Ely Place has some of the most elegant and well-kept doors in the city.
I wander this area awe-struck by the quiet grace of these Georgian facades.
My walk is coming to an end, as now there’s just enough time to grab a coffee before heading to the airport and back home to Italy.
I can’t think fo a better way to end my self-care week in Ireland, than time spend doing something that makes my heart flutter.
Leaving the city, I am grateful and filled with hope after a wonderful summer break.
More Georgian Architecture
Dublin is full of Georgian grandeur, so if you’re looking to explore some more, here are some options that weren’t a part of this walk.
Henrietta Street is a beautiful Georgian period terrace north of the River Liffey.
It’s also the home of 14 Henrietta Street.
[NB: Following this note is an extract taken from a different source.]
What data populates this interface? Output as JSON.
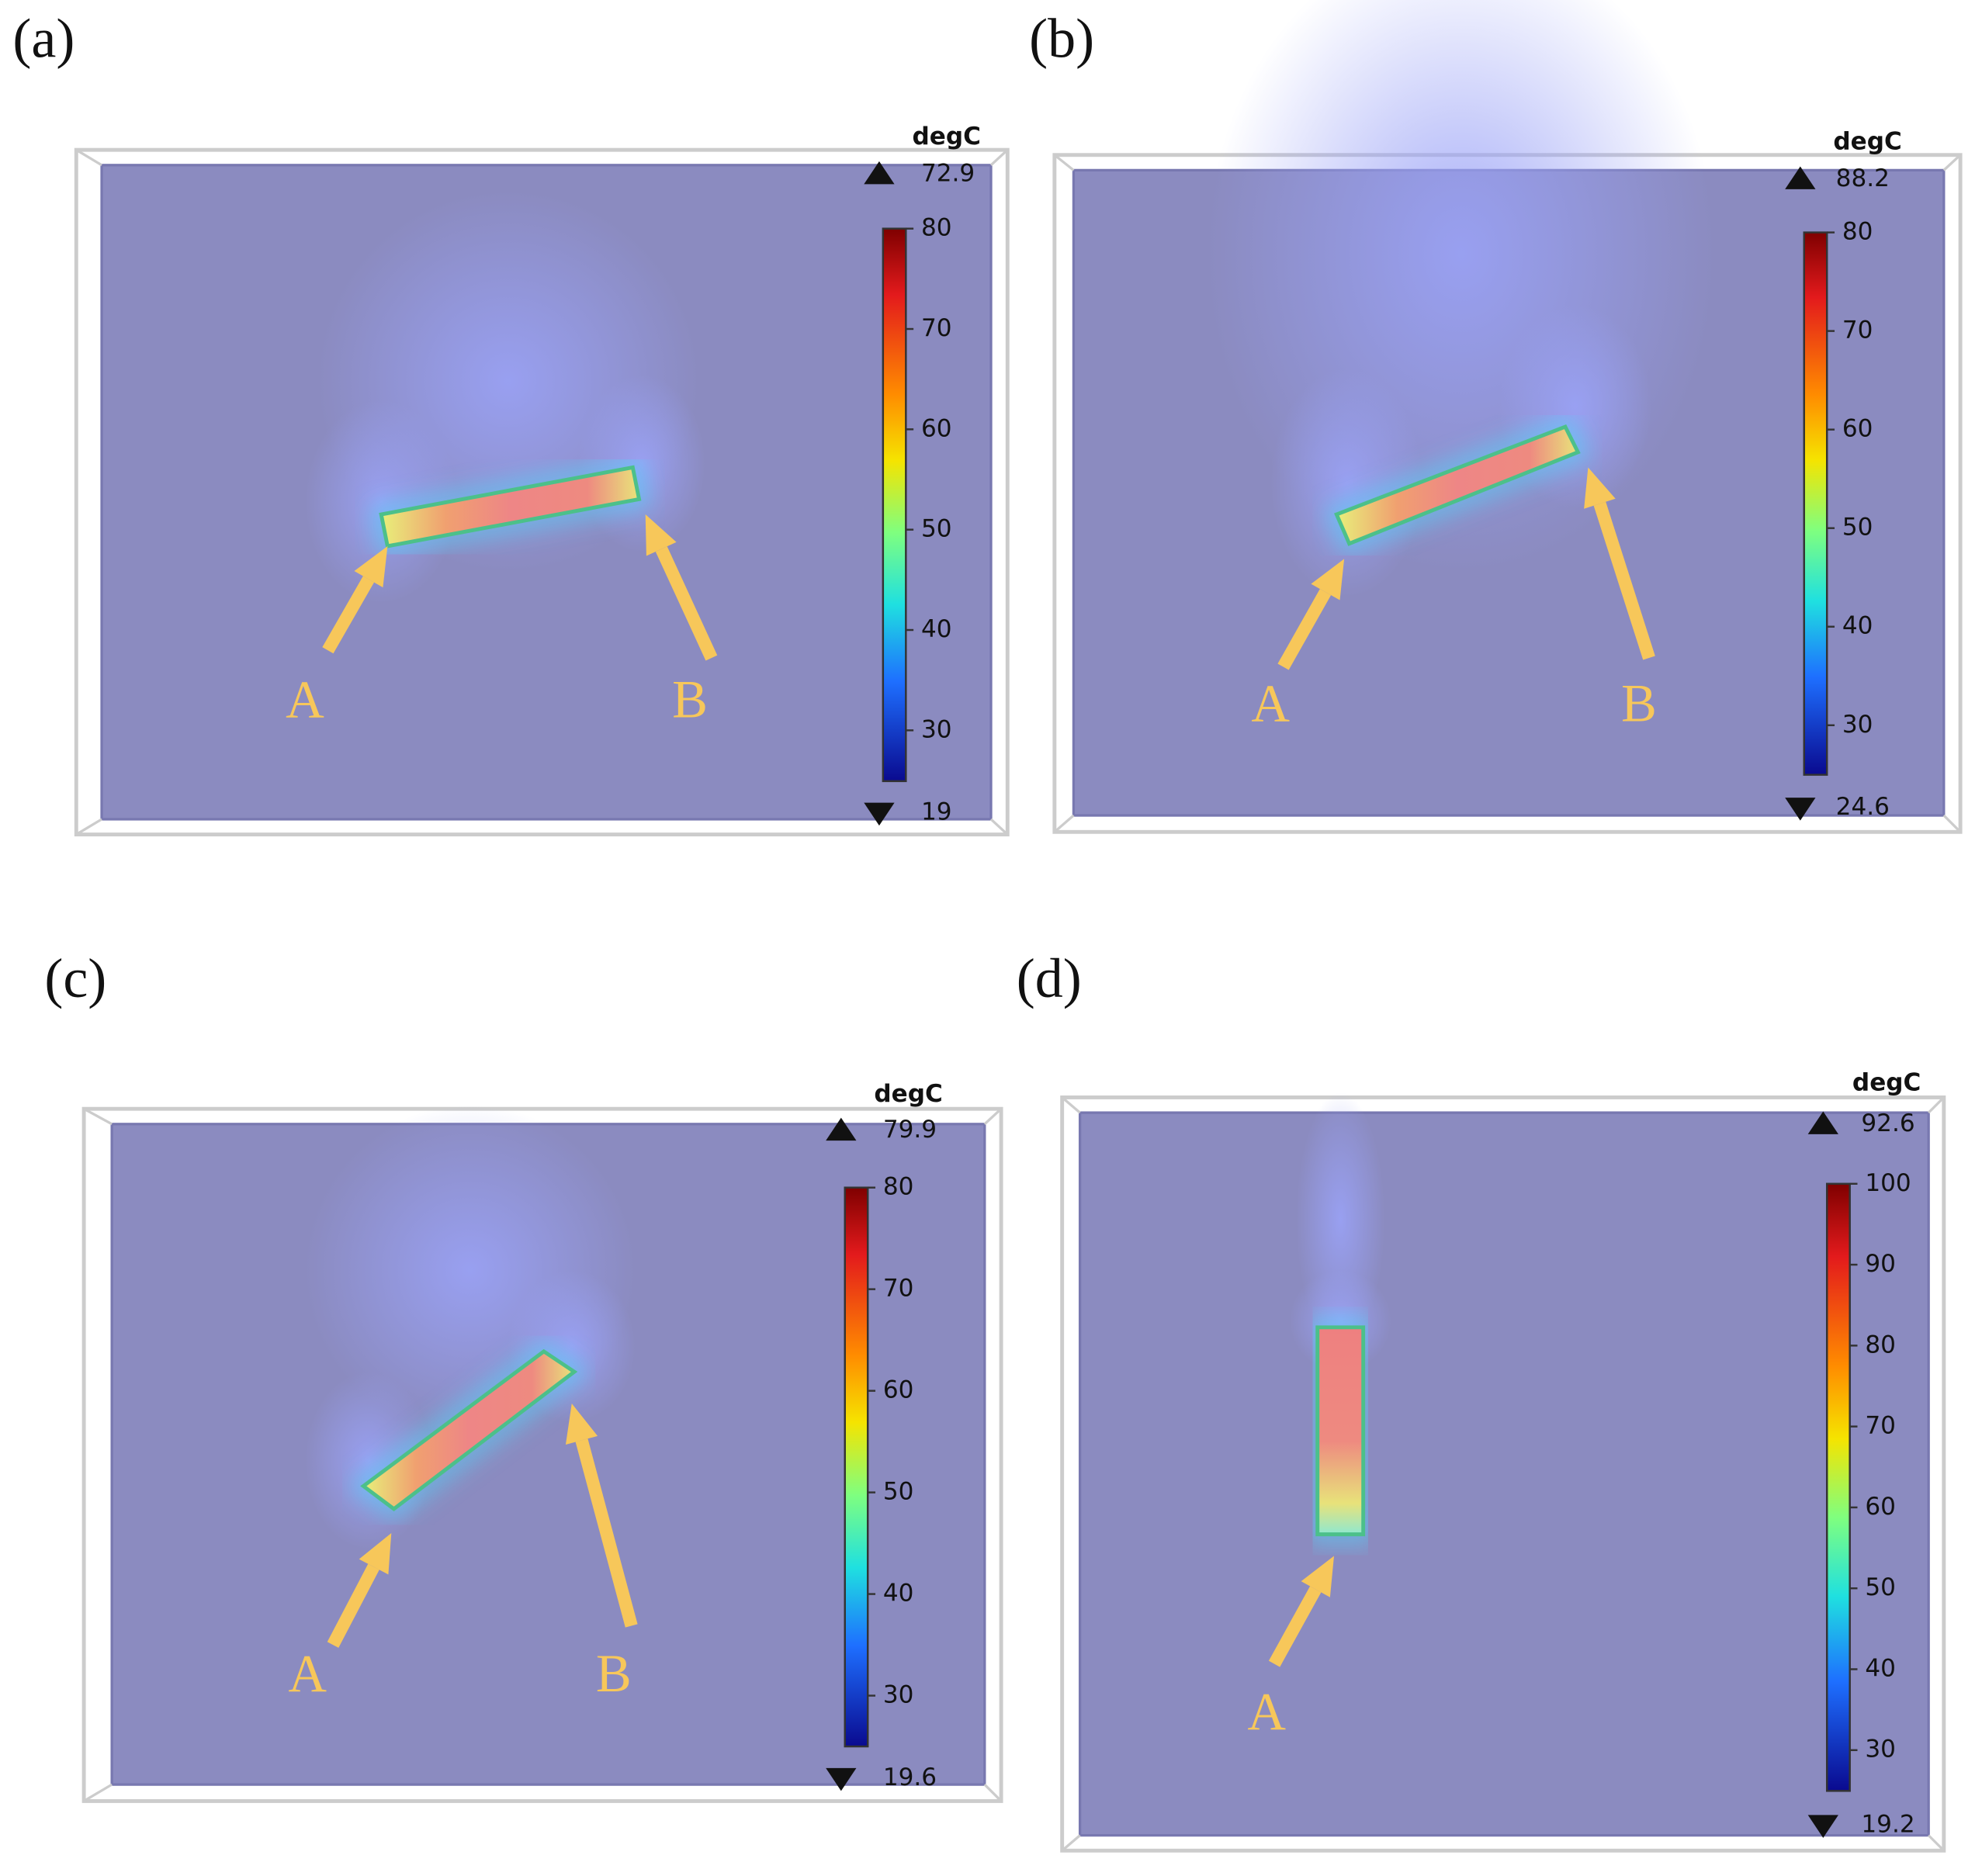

This social history museum is the most intact collection of 18th century houses in Dublin.
And worth a visit if you love history or architecture.
I stumbled across this square on my way to Grand Canal Dock area and it was such a happy surprise.
Potted plants and flowers seem to be the order of the day in this little corner of the world. Making it a whimsical and unexpected surprise.
I bet these stoops add some positivity to the neighbor’s day!
Tools for a Mindful Photo Walk
You don’t need much for a photo walk, even capturing images with a SMART phone makes for a lighter and more relaxing experience.
On this walk I didn’t have a wide angle lens for my DSLR, but I did have my IPhone Moment Wide 18mm Lens. It works like a charm when you can’t step back any further because cars are in the way, but still want to capture a building facade. 😉
An ideal backpack for a photo walk is The Brevite Jumper Photo Backpack. This minimal design backpack can carry a DSLR, drone & tripod if needed.
Yet, the best feature is the quick access side zip pocket. It allows you to get to your camera without unzipping the entire bag! Making it super convenient.
I have the pine green color and love the versatility of a camera bag that doesn’t look like a camera bag.
Dublin’s doors are worth a wander in any weather and deserve a spot on your next Dublin itinerary.
A peek into an era gone by, they’ll also brighten today with some color and happiness!